CIDP Clinical Trial Results

CIDP = chronic inflammatory demyelinating polyneuropathy.

Demonstrated improvement of functional disability¹

Study Design

In a prospective, open-label, single-arm, multicenter clinical study, a total of 18 patients with CIDP who developed a relapse in Epoch 1 and received GAMMAGARD LIQUID in Epoch 2 were included in efficacy analyses; safety was evaluated in 20 patients. GAMMAGARD LIQUID was administered at an induction dose of 2 g/kg body weight, followed by maintenance infusions at every 3 weeks for a period of 6 months. The dose of GAMMAGARD LIQUID treatment could be adjusted at the investigator's discretion. Adjustments to the dosing interval of every 3 weeks were not allowed. All patients completed the study.

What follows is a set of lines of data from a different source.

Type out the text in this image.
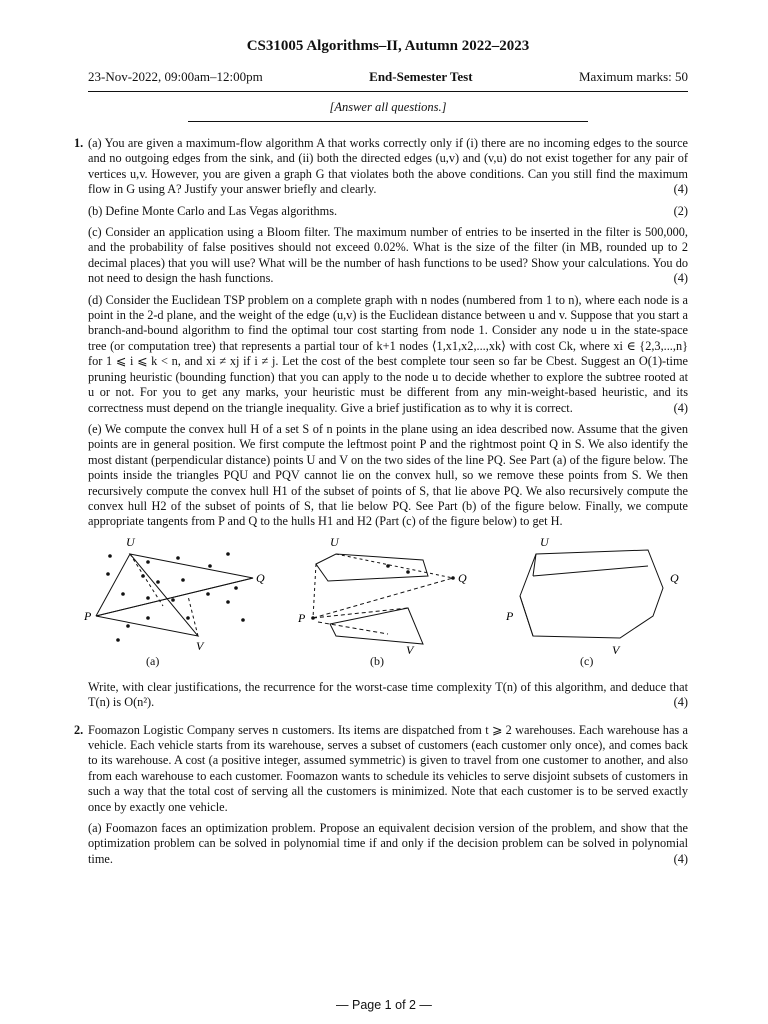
CS31005 Algorithms–II, Autumn 2022–2023
23-Nov-2022, 09:00am–12:00pm	End-Semester Test	Maximum marks: 50
[Answer all questions.]
1. (a) You are given a maximum-flow algorithm A that works correctly only if (i) there are no incoming edges to the source and no outgoing edges from the sink, and (ii) both the directed edges (u,v) and (v,u) do not exist together for any pair of vertices u,v. However, you are given a graph G that violates both the above conditions. Can you still find the maximum flow in G using A? Justify your answer briefly and clearly.	(4)
(b) Define Monte Carlo and Las Vegas algorithms.	(2)
(c) Consider an application using a Bloom filter. The maximum number of entries to be inserted in the filter is 500,000, and the probability of false positives should not exceed 0.02%. What is the size of the filter (in MB, rounded up to 2 decimal places) that you will use? What will be the number of hash functions to be used? Show your calculations. You do not need to design the hash functions.	(4)
(d) Consider the Euclidean TSP problem on a complete graph with n nodes (numbered from 1 to n), where each node is a point in the 2-d plane, and the weight of the edge (u,v) is the Euclidean distance between u and v. Suppose that you start a branch-and-bound algorithm to find the optimal tour cost starting from node 1. Consider any node u in the state-space tree (or computation tree) that represents a partial tour of k+1 nodes ⟨1,x1,x2,...,xk⟩ with cost Ck, where xi ∈ {2,3,...,n} for 1 ⩽ i ⩽ k < n, and xi ≠ xj if i ≠ j. Let the cost of the best complete tour seen so far be Cbest. Suggest an O(1)-time pruning heuristic (bounding function) that you can apply to the node u to decide whether to explore the subtree rooted at u or not. For you to get any marks, your heuristic must be different from any min-weight-based heuristic, and its correctness must depend on the triangle inequality. Give a brief justification as to why it is correct.	(4)
(e) We compute the convex hull H of a set S of n points in the plane using an idea described now. Assume that the given points are in general position. We first compute the leftmost point P and the rightmost point Q in S. We also identify the most distant (perpendicular distance) points U and V on the two sides of the line PQ. See Part (a) of the figure below. The points inside the triangles PQU and PQV cannot lie on the convex hull, so we remove these points from S. We then recursively compute the convex hull H1 of the subset of points of S, that lie above PQ. We also recursively compute the convex hull H2 of the subset of points of S, that lie below PQ. See Part (b) of the figure below. Finally, we compute appropriate tangents from P and Q to the hulls H1 and H2 (Part (c) of the figure below) to get H.
U
Q
P
V
U
Q
P
V
U
Q
P
V
(a)	(b)	(c)
Write, with clear justifications, the recurrence for the worst-case time complexity T(n) of this algorithm, and deduce that T(n) is O(n²).	(4)
2. Foomazon Logistic Company serves n customers. Its items are dispatched from t ⩾ 2 warehouses. Each warehouse has a vehicle. Each vehicle starts from its warehouse, serves a subset of customers (each customer only once), and comes back to its warehouse. A cost (a positive integer, assumed symmetric) is given to travel from one customer to another, and also from each warehouse to each customer. Foomazon wants to schedule its vehicles to serve disjoint subsets of customers in such a way that the total cost of serving all the customers is minimized. Note that each customer is to be served exactly once by exactly one vehicle.
(a) Foomazon faces an optimization problem. Propose an equivalent decision version of the problem, and show that the optimization problem can be solved in polynomial time if and only if the decision problem can be solved in polynomial time.	(4)
— Page 1 of 2 —
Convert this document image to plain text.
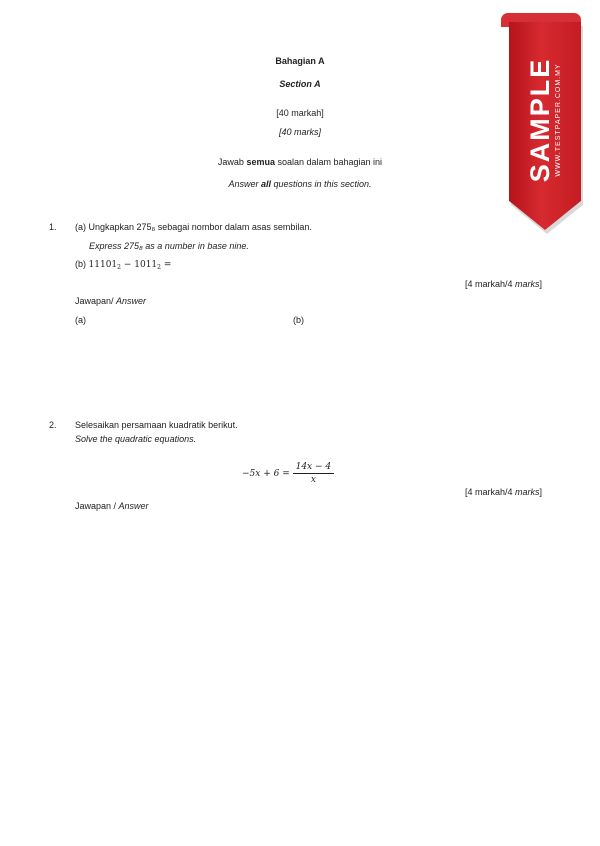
SAMPLE WWW.TESTPAPER.COM.MY
Bahagian A
Section A
[40 markah]
[40 marks]
Jawab semua soalan dalam bahagian ini
Answer all questions in this section.
1. (a) Ungkapkan 275₈ sebagai nombor dalam asas sembilan.
Express 275₈ as a number in base nine.
(b) $11101_2 - 1011_2$ =
[4 markah/4 marks]
Jawapan/ Answer
(a)	(b)
2. Selesaikan persamaan kuadratik berikut.
Solve the quadratic equations.
$-5x + 6 = \frac{14x - 4}{x}$
[4 markah/4 marks]
Jawapan / Answer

All dosed patients were analyzed for efficacy and safety.  

Efficacy in Epoch 2 was based on responder rate, where a responder was defined as a patient who demonstrated an improvement of functional disability, indicated by at least a 1 point decrease in the adjusted Inflammatory Neuropathy Cause and Treatment (INCAT) disability score at the completion of the IV treatment period (6 months) or the last study visit of the IV treatment period, relative to pre-IV treatment baseline. The responder rate was 94.4% (N=18, 95% CI: 74.2% to 99.0%). The adjusted INCAT score returned to baseline values prior to joining the study in 17 of the 18 patients (94.4%) at 6 months. All subjects (N=18) had improvement in functional ability. Functional ability was a composite measure based on meeting any of the following criteria: decrease of ≥1 point in the adjusted INCAT disability score, increase of ≥8 kPa in hand grip strength in the more affected hand, or increase of ≥4 points in raw summed RODs score.